It's any easy calculation to make, if you can accurately estimate the value of the stored usable energy (which is around 85% to 90% of the charge energy). Taking the PW2 as an example, it has a usable energy of 13.5 kWh, and takes a bit over 15 kWh of charge to get that usable capacity. Unless you have a large PV array, then the PW2 won't charge from PV for a fair bit of the year. For example, our 6.25 kWp array is averaging about 3 kWh per day of excess generation right now, perhaps 20% of the excess generation capacity needed to charge a PW2. That means we'd only charge a PW2 up to capacity once every five days on average at this time of the year.

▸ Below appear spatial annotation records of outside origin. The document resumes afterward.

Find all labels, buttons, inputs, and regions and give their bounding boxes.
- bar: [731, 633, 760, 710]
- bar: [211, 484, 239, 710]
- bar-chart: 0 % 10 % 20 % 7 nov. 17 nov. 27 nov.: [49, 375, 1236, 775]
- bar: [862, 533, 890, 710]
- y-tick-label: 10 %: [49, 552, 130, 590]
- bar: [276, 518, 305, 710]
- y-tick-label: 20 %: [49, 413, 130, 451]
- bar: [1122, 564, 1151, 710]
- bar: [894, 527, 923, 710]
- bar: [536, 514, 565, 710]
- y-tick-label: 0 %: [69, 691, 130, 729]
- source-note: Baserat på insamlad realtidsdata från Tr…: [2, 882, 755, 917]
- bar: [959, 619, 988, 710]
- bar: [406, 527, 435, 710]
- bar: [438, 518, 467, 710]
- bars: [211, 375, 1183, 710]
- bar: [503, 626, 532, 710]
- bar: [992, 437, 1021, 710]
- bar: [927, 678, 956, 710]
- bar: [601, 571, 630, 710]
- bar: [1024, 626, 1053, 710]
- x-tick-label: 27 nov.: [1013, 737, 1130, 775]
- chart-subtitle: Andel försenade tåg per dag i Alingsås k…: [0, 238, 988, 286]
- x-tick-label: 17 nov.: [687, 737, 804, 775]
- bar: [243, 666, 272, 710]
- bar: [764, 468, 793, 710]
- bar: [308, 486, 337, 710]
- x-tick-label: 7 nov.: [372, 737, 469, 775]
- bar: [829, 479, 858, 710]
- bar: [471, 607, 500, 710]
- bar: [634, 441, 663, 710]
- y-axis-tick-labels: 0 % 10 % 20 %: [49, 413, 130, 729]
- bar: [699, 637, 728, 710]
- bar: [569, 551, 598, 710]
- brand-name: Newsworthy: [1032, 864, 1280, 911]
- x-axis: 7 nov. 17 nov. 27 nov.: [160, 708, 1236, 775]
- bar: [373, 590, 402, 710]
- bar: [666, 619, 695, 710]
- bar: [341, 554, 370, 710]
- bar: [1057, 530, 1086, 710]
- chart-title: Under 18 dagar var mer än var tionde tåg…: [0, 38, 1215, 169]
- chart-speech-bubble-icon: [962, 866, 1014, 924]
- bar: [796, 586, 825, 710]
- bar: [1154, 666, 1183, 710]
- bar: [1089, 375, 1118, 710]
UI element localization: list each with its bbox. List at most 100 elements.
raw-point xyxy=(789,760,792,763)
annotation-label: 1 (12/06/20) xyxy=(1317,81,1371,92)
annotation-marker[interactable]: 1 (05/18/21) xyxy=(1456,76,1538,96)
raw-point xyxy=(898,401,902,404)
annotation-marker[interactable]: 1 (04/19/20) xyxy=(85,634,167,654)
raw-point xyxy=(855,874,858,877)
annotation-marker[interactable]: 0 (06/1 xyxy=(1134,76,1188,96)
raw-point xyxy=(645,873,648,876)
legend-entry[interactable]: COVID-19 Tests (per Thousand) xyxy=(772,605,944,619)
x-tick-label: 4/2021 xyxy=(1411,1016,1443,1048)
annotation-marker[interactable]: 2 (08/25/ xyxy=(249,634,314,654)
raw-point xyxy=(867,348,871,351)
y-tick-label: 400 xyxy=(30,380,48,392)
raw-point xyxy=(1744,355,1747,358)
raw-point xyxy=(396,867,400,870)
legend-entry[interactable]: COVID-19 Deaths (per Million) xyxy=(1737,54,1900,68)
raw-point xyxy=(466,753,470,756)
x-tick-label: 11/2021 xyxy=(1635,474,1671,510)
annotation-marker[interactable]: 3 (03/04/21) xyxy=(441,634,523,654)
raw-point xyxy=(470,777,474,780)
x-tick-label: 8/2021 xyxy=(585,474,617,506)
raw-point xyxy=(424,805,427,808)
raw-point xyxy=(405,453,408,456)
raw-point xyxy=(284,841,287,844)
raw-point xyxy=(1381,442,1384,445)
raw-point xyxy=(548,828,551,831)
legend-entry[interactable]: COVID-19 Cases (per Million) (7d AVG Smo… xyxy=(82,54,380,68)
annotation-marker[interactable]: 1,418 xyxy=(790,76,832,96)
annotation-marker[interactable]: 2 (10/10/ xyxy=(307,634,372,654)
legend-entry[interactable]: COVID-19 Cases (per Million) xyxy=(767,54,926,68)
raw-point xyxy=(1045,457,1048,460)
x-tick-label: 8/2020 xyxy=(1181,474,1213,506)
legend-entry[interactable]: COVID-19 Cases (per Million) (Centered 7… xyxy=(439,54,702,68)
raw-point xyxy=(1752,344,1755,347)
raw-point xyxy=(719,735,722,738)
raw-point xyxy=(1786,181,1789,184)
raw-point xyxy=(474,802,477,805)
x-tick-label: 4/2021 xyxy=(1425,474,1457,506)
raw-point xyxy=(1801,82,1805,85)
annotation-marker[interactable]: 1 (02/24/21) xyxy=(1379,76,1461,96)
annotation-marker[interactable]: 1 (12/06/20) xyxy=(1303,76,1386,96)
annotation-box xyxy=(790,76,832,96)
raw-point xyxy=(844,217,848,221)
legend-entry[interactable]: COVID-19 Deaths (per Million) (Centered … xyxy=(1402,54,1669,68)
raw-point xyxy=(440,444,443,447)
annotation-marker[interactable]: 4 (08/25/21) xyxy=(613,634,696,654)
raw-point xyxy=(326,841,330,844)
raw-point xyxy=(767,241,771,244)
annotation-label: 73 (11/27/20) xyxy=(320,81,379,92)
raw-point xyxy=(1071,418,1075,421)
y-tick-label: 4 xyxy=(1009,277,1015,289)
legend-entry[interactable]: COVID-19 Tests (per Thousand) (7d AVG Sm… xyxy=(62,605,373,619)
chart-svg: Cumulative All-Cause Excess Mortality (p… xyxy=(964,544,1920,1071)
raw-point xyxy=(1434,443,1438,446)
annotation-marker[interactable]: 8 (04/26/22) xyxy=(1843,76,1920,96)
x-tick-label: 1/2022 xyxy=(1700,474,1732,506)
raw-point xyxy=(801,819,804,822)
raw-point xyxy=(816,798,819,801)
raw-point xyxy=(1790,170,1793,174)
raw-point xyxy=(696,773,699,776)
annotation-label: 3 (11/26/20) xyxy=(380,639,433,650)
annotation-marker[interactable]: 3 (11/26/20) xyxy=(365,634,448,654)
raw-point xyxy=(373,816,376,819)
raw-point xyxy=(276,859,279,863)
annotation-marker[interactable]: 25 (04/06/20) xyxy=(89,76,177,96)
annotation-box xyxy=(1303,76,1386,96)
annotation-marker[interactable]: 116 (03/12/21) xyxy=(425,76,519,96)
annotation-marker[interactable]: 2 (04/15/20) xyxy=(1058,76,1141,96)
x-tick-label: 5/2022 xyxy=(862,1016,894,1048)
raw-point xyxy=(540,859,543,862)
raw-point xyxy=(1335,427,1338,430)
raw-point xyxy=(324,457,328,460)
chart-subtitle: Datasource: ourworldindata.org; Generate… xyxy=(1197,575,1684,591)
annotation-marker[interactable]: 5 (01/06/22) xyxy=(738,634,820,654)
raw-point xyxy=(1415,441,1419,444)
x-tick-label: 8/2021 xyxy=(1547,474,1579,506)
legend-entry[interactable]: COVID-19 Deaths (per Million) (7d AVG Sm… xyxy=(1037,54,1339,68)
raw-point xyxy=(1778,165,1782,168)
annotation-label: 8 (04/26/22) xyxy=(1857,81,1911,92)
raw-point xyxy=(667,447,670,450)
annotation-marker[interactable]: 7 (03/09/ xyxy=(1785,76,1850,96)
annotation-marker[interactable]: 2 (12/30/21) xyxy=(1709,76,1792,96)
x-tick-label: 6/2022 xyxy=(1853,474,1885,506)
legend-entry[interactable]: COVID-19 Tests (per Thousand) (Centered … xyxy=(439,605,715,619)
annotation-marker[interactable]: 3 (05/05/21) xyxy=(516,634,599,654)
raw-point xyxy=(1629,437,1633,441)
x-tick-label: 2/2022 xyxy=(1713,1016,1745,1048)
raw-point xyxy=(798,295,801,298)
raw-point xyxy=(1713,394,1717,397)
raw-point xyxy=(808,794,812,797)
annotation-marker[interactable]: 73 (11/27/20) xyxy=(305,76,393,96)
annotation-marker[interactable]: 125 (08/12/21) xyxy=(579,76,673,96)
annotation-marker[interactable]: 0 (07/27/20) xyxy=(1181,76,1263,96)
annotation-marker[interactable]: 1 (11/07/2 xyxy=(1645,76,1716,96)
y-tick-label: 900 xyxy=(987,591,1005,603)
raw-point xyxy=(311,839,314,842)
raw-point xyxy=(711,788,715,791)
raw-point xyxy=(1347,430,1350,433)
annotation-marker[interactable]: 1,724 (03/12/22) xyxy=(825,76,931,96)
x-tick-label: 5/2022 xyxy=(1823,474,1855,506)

After 5 days of charging from excess PV generation we'd get about £2.20 worth of usable energy back out of the PW2. This would improve markedly as the summer approaches, but our electricity demand also drops a great deal at the same time. By April we'd not be able to use more than about 1/3rd of a PW2 battery capacity, despite it being charged pretty much every day, simply because our electricity consumption during the night would be lower, and it makes more sense to utilise excess PV generation during the day for loads that we'd otherwise put on at night (saves the battery round-trip losses).
To just recover the capital investment of £6.5k in a PW2 installation, you would need to be able to use about 40 MWh of stored excess PV generation electricity from it at current prices before the PW2 dies of old age. We've used a total of 10 MWh in the last 5 years, so even if we could use all of the capacity in a PW2 then it would still take 20 years just to recover the capital investment. I doubt that the calendar life of the cells would extend more than about 15 years at the very most, and my experience with my 9 year old electric motorcycle battery pack is that calendar life ageing has been significantly greater than cycle life ageing, as that pack is now down to about 50% of it's original capacity, after around 600 cycles.
If you are able to use close to the 13.5 kWh capacity of the PW2 every day, and more importantly, are able to charge it from excess PV generation to full capacity every day (which probably needs a PV array of 20 kWp or more at a guess), then yes, it will probably recover the original capital investment within about 12 years or so, around the same as the payback for a PV installation, perhaps.